De la guerre en Irak vécue en direct sur le petit écran dans le monde entier à la télé-réalité, il semble que l’appétit de réel soit toujours plus pressant. Mais quel réel ? Filmer le réel, est-ce enfermer quelques jeunes gens en compétition dans un lieu clos ou sur une île « déserte » sous la surveillance permanente d’une caméra-vidéo et d’un micro ? Ce « réel », on le sait, n’est qu’une composition savamment étudiée issue d’un casting où chacun joue le rôle qui lui a été assignée par une production omnipotente selon un cahier des charges, un scénario et une règle du jeu établis par avance. Cet artifice, ce simulacre du réel au service absolu de la course à l’audience et au profit, est aux antipodes du documentaire. Le documentaire n’est pas non plus la terre vue du ciel, ces images de carte postale d’une nature divinisée où les grands absents sont les hommes, leurs souffrances, leurs combats, leurs espoirs, leurs folies, leurs erreurs, leurs victoires et leurs défaites. Heureusement le cinéma documentaire échappe à ces mises en boîtes modélisées, il n’est pas au-dessus de la mêlée, il est en prise avec les convulsions du monde vu d’en bas, à hauteur d’hommes, terre à terre, corps à corps. Les hommes et les femmes qui apparaissent dans le cinéma documentaires s’ils sont acteurs au sens premier du terme ne sont ni des comédiens professionnels ni les sujets consentants d’une production calibrée. Ils sont libres de dire le monde comme ils l’entendent.
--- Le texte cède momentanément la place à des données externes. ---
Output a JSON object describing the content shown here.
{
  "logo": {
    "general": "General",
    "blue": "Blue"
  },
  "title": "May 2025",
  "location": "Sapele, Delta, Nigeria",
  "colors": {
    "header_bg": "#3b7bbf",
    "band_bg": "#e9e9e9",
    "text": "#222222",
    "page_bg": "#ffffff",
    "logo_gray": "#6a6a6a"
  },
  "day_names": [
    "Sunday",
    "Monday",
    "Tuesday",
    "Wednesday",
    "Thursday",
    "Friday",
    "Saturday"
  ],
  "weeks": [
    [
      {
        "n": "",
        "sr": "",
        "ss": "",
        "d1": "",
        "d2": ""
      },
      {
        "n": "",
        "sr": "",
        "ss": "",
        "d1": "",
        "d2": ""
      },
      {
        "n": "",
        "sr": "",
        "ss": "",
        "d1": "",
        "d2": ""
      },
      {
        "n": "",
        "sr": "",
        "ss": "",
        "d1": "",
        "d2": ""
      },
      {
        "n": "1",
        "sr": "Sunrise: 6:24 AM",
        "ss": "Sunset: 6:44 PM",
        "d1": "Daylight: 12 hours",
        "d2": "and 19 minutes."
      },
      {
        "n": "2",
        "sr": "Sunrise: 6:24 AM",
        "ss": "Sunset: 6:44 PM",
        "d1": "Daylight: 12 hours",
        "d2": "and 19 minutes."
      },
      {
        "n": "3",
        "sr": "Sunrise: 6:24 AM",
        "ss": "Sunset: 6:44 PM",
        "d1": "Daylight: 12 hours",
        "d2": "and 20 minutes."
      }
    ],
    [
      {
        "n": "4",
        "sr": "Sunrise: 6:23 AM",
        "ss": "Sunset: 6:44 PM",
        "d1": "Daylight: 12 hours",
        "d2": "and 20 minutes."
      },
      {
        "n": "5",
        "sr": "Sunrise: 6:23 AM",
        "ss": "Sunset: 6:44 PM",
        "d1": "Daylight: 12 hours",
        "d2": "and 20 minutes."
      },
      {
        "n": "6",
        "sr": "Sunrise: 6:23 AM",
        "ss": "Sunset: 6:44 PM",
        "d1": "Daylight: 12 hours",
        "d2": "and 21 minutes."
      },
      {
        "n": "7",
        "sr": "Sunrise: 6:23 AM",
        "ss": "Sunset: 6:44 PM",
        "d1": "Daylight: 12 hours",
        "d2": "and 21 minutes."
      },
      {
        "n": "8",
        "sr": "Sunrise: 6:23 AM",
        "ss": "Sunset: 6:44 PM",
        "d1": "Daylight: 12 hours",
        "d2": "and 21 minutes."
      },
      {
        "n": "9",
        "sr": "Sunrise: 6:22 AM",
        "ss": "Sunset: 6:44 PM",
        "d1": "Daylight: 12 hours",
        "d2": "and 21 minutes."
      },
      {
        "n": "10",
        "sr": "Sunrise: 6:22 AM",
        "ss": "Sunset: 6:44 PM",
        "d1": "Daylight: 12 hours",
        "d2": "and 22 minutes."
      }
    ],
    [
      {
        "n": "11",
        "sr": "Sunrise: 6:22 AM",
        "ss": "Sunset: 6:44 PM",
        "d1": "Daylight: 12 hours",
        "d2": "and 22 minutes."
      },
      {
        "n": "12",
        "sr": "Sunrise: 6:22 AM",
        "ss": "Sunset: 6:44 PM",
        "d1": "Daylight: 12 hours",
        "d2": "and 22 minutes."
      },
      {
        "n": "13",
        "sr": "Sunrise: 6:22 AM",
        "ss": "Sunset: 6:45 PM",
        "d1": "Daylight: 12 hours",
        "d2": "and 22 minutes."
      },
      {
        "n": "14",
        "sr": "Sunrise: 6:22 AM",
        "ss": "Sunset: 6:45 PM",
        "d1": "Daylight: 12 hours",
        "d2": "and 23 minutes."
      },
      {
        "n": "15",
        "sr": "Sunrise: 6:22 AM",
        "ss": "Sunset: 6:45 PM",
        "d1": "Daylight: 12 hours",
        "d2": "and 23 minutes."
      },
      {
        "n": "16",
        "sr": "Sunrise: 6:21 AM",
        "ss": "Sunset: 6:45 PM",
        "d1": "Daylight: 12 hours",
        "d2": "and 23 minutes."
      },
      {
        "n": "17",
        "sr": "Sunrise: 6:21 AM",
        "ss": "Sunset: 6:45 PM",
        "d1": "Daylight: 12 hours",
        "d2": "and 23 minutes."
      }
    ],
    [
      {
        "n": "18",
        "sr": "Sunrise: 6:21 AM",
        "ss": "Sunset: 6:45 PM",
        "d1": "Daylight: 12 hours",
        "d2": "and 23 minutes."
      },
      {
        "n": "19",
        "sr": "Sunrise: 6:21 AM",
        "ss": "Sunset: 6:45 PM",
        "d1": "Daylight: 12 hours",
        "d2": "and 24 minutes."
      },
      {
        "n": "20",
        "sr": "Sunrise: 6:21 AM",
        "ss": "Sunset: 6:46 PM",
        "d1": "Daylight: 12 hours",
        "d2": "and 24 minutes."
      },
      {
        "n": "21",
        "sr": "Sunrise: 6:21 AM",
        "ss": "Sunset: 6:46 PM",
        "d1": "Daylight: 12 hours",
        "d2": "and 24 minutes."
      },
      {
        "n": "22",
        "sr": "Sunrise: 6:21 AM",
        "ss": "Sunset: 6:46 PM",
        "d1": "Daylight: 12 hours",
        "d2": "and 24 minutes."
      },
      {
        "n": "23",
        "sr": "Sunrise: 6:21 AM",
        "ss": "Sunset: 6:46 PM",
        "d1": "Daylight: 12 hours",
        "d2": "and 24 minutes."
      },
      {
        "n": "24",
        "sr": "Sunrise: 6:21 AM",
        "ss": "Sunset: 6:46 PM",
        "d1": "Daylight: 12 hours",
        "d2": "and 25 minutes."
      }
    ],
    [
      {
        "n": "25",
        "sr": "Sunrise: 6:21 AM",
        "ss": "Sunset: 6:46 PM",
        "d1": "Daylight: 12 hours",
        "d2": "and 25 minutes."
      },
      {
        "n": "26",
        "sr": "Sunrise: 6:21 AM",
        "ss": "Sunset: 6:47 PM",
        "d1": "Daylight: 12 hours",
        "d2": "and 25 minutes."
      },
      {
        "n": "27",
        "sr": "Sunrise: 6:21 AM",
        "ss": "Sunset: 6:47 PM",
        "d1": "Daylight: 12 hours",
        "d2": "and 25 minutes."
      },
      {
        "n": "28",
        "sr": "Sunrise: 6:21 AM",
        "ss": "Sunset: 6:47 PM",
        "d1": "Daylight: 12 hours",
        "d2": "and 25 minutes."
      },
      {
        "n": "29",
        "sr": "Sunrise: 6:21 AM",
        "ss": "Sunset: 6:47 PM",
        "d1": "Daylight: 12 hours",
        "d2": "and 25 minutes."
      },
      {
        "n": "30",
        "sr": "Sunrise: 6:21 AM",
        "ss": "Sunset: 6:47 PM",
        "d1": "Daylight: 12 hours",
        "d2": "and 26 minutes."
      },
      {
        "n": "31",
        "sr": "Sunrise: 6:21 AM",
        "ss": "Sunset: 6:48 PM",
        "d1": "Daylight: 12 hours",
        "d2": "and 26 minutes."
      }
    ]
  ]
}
Le cinéma documentaire donne à voir et à réfléchir. Il invite, travaille, recrée et questionne le réel dans toute sa complexité. Il est un pari sur l’intelligence.

Tapo gé go paa Irak â pitiri göröpu ânâ i ânûrû âboro ânâ é nyê të géré pi paari tâjè i âju pârâ go paï tâ wè jèkutâ gojè nani göröpu . É nyê të géré pi mâinâ to. Ânâ dëpërë ânûrû âboro go ? Përë tèpa aboro èpo mâ èpo ilèri nâ rè wakè go ânâ rè tâ nâ pi tûwâ kë pwi production nâ i pwârâ numê go ânâ mwâni . É po dau wâ iti jii âju pârâ go ê âju ânûrû âboro pwi nâ jèè inâ go pâ popaï mâ jèkutâ go ba goro âboro nâ rè wâro wâni göröpu â go inâ pâ i ânûrû âboro kâjè ânâ é töpwö côwâ âju popai go mâ pi pa nîmîrî tâjè diri ba goro âboro wânî kanaky pâ nâigé nâ jè popa gééca ânâ wèéni âju pârâ go mâ pi cèikî go nâ go pâ töötu nâ ba göiri dööbë awé.